Orfeo debutta al Tg1 e i Prof distribuiscono poltrone col Cencelli

Scelti anche cinque vicedirettori: uno è "tecnico"

Orfeo debutta al Tg1 e i Prof distribuiscono poltrone col Cencelli

 

di Enrico Paoli

Domani mattina, a Saxa Rubra, inizia ufficialmente l’era di Mario Orfeo al Tg1. L’ex direttore del Messaggero, sostituito da Virman Cusenza che lascia Il Mattino di Napoli, prende il posto di Alberto Maccari, il pensionato da pensionare definitivamente, come vuole la dirigenza Rai. La redazione, ovviamente, è già in fibrillazione tanto che si sarebbero rimessi a produrre servizi anche coloro che non lo facevamo da tempo. Meglio prevenire che curare. 

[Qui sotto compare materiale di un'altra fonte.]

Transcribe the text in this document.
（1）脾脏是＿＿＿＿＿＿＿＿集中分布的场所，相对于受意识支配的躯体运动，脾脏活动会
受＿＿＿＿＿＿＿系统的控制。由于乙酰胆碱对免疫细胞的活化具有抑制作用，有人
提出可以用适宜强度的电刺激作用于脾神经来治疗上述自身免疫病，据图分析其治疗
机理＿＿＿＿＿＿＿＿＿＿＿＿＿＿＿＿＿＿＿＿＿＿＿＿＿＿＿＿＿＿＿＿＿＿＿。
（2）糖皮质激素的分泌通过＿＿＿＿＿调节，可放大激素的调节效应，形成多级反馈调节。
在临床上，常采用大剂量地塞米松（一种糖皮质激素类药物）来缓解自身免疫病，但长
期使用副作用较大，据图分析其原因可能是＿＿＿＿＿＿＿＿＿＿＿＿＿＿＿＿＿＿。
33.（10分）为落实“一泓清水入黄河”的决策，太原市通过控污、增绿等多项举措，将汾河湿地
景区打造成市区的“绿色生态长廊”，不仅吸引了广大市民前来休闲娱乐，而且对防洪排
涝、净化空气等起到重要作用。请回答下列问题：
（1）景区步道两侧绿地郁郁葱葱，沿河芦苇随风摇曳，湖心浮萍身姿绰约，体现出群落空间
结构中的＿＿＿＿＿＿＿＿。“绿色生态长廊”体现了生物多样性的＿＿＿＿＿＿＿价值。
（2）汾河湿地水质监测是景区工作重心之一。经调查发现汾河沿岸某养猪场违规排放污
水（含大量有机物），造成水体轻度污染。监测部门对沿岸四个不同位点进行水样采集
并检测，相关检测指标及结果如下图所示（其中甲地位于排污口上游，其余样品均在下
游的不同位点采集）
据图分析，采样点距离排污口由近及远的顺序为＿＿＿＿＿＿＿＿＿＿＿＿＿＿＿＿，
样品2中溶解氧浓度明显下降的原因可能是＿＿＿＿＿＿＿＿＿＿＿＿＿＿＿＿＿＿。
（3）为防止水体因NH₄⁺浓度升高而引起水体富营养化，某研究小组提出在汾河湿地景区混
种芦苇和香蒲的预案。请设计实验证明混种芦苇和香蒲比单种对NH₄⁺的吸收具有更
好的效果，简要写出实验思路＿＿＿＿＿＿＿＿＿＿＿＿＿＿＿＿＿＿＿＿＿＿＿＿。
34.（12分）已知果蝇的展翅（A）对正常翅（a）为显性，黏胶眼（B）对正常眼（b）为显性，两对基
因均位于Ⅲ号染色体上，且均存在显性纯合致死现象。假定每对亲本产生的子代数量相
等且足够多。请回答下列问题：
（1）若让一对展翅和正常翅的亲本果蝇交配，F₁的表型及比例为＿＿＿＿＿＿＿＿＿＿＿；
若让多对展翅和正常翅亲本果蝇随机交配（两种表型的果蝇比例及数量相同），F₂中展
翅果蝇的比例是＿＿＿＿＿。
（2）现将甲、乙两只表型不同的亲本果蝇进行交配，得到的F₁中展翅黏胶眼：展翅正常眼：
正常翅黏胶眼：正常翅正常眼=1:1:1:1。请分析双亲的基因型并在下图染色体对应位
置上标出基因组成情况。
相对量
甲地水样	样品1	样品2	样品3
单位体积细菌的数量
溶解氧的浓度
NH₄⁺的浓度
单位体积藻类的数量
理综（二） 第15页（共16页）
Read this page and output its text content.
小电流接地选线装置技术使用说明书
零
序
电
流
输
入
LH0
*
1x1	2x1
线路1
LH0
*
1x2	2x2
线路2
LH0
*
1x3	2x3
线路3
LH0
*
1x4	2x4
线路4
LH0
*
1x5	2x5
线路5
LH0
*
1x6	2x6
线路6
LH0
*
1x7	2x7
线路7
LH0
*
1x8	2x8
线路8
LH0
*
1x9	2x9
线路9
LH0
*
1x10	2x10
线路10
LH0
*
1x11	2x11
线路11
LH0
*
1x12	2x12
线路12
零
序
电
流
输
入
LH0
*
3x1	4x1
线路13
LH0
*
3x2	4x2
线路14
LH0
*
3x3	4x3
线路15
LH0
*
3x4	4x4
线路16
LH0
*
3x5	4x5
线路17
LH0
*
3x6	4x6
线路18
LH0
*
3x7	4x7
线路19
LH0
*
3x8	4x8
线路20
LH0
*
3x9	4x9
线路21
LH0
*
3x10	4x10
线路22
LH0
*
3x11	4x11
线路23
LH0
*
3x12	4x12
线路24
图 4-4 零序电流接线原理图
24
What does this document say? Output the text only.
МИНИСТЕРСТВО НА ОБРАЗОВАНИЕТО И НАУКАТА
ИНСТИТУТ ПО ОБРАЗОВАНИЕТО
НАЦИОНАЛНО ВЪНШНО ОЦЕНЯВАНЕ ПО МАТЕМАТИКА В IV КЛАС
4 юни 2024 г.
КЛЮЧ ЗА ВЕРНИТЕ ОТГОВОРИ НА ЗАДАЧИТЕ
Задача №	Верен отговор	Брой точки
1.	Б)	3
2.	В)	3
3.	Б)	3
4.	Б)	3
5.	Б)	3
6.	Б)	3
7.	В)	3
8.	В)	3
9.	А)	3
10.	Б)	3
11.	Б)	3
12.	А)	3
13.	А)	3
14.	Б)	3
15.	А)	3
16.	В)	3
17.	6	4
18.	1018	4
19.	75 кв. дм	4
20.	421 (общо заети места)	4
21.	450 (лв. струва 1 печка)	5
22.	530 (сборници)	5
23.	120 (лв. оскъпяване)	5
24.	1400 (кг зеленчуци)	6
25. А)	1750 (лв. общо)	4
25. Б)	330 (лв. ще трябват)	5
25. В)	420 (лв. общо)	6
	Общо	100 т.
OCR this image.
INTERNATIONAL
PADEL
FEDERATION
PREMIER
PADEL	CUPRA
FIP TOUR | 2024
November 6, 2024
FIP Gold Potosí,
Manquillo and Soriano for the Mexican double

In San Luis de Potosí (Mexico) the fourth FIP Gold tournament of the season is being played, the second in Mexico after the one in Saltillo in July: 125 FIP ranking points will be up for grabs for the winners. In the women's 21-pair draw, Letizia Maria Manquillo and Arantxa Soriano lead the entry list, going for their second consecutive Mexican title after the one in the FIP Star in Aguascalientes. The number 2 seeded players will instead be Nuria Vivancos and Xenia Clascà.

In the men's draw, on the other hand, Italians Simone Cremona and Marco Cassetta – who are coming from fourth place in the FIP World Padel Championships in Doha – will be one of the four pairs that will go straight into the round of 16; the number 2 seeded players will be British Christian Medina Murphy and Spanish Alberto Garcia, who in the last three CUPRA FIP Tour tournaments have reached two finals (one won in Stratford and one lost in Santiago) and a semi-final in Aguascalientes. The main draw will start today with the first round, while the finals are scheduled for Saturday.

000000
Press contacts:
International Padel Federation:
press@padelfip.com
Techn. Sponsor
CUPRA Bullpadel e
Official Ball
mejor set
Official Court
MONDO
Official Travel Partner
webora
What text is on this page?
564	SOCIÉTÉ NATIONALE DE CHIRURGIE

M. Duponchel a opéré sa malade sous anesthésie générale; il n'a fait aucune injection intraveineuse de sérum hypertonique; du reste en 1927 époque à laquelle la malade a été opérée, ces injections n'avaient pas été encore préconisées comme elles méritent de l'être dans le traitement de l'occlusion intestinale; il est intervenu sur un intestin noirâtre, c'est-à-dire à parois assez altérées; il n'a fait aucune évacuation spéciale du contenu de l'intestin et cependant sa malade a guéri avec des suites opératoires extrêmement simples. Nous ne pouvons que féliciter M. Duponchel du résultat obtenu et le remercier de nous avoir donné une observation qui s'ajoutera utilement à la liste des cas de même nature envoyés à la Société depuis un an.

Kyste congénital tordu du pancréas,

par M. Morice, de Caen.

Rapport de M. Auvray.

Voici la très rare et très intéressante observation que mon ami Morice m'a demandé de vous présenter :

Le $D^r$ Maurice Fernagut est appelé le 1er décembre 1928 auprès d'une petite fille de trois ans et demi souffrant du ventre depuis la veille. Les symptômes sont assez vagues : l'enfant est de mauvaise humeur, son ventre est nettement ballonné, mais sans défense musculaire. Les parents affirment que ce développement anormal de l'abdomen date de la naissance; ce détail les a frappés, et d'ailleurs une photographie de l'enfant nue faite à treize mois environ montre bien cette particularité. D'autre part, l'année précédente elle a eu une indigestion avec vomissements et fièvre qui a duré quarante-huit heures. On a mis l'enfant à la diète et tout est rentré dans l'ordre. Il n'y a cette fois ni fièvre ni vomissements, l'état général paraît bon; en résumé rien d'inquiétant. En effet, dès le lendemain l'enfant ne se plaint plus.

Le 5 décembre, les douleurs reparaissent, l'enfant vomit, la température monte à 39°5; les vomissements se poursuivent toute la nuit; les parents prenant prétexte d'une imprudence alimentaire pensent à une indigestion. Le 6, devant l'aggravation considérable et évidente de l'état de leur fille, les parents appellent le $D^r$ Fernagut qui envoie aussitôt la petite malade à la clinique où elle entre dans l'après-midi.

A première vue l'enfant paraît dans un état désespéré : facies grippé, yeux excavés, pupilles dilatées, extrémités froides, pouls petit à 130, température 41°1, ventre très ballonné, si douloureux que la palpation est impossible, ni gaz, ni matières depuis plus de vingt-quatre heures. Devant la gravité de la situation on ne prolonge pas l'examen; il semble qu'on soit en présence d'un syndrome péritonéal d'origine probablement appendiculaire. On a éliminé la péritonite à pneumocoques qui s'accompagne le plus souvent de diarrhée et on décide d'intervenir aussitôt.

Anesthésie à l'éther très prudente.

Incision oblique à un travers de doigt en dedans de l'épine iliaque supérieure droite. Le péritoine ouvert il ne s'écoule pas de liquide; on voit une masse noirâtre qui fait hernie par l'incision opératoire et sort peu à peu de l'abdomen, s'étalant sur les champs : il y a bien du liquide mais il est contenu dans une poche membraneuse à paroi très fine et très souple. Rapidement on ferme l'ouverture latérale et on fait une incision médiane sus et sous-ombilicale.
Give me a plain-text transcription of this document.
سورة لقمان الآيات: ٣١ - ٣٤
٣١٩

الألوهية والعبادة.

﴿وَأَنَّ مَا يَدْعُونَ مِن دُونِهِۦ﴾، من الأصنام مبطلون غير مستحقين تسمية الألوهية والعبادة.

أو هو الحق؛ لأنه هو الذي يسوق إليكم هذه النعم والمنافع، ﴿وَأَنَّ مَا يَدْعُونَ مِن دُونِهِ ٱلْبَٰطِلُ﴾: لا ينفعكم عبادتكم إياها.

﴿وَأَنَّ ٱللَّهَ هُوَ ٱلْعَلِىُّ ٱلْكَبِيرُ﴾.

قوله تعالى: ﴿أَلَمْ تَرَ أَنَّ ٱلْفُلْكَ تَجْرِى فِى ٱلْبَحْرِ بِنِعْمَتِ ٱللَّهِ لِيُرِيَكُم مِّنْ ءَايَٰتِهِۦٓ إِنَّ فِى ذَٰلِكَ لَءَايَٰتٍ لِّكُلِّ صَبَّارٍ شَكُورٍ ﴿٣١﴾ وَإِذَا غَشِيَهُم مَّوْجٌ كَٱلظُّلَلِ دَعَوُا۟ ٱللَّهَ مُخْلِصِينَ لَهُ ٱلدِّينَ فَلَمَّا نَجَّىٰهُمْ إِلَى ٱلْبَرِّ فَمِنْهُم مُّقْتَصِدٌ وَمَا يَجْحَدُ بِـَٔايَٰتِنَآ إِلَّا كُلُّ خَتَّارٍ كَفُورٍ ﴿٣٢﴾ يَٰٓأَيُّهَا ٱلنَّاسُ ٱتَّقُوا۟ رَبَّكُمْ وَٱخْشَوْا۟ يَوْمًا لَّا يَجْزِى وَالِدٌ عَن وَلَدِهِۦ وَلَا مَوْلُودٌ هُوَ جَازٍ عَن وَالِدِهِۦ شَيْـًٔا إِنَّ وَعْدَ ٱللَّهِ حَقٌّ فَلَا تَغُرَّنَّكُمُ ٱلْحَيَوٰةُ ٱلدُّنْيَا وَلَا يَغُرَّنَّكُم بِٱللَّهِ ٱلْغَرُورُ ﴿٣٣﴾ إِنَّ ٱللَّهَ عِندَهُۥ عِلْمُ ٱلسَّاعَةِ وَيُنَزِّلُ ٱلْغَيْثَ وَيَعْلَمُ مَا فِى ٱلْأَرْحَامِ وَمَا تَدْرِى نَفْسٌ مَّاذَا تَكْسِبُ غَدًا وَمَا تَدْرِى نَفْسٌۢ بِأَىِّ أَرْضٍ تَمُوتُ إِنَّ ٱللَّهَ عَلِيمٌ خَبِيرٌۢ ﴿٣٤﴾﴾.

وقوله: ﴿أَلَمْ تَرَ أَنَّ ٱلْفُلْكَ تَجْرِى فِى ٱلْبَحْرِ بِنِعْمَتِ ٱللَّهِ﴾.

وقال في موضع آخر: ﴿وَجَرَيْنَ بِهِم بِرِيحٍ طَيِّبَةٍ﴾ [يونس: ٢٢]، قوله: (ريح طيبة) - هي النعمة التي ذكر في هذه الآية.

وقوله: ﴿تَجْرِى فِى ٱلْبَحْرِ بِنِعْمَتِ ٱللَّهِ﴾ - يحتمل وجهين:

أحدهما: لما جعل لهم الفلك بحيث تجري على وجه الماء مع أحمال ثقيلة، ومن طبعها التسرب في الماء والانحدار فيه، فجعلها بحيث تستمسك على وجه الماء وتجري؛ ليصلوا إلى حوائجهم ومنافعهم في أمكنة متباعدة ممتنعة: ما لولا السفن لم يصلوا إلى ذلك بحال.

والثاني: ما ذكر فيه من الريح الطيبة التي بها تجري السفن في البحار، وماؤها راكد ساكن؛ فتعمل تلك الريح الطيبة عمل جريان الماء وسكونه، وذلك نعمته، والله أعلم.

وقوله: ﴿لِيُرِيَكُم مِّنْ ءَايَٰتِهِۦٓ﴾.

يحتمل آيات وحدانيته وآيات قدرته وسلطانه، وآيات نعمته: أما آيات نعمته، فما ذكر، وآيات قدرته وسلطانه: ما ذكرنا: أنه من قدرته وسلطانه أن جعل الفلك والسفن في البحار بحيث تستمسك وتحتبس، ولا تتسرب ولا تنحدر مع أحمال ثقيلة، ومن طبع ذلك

In attesa dell’insediamento di Orfeo, a Saxa Rubra sono già iniziate le grandi manovre. Compresi i riposizionamenti politici dei redattori di prima fascia, in vista della nomina dei vice direttori. La squadra dovrebbe essere composta da cinque vice, in modo da rispettare il manuale Cencelli: tre al centrodestra, due al centrosinistra, uno dei quali “tecnico”. I nomi della cinquina sono quelli dei confermati Gennaro Sangiuliano, unico punto fermo del mosaico che si va componendo essendo gradito anche al settimo piano di viale Mazzini, Susanna Petruni, che mantiene anche la conduzione dell’edizione delle 20, le new entry Monica Maggioni, un risarcimento per la mancata nomina alla direzione, che, però, potrebbe anche accettare un’altra allettante offerta, e Andrea Montanari, l’uomo che segue Giorgio Napolitano per la redazione interni, preferito a Francesco Giorgino. Poi c’è il ballottaggio fra Carlo Pilieci del Tg2, con un passato al Tg1 da capocronista,  e il corrispondente dagli Stati Uniti, Gerardo Greco, molto amato dal direttore generale della Rai, Luigi Gubitosi. A restare fuori sarebbero l’attuale vice Fabrizio Ferragni, che non ha centrato la riconferma, e la mancata promozione di Filippo Gaudenzi, pur avendo svolto le mansioni di vice direttore. 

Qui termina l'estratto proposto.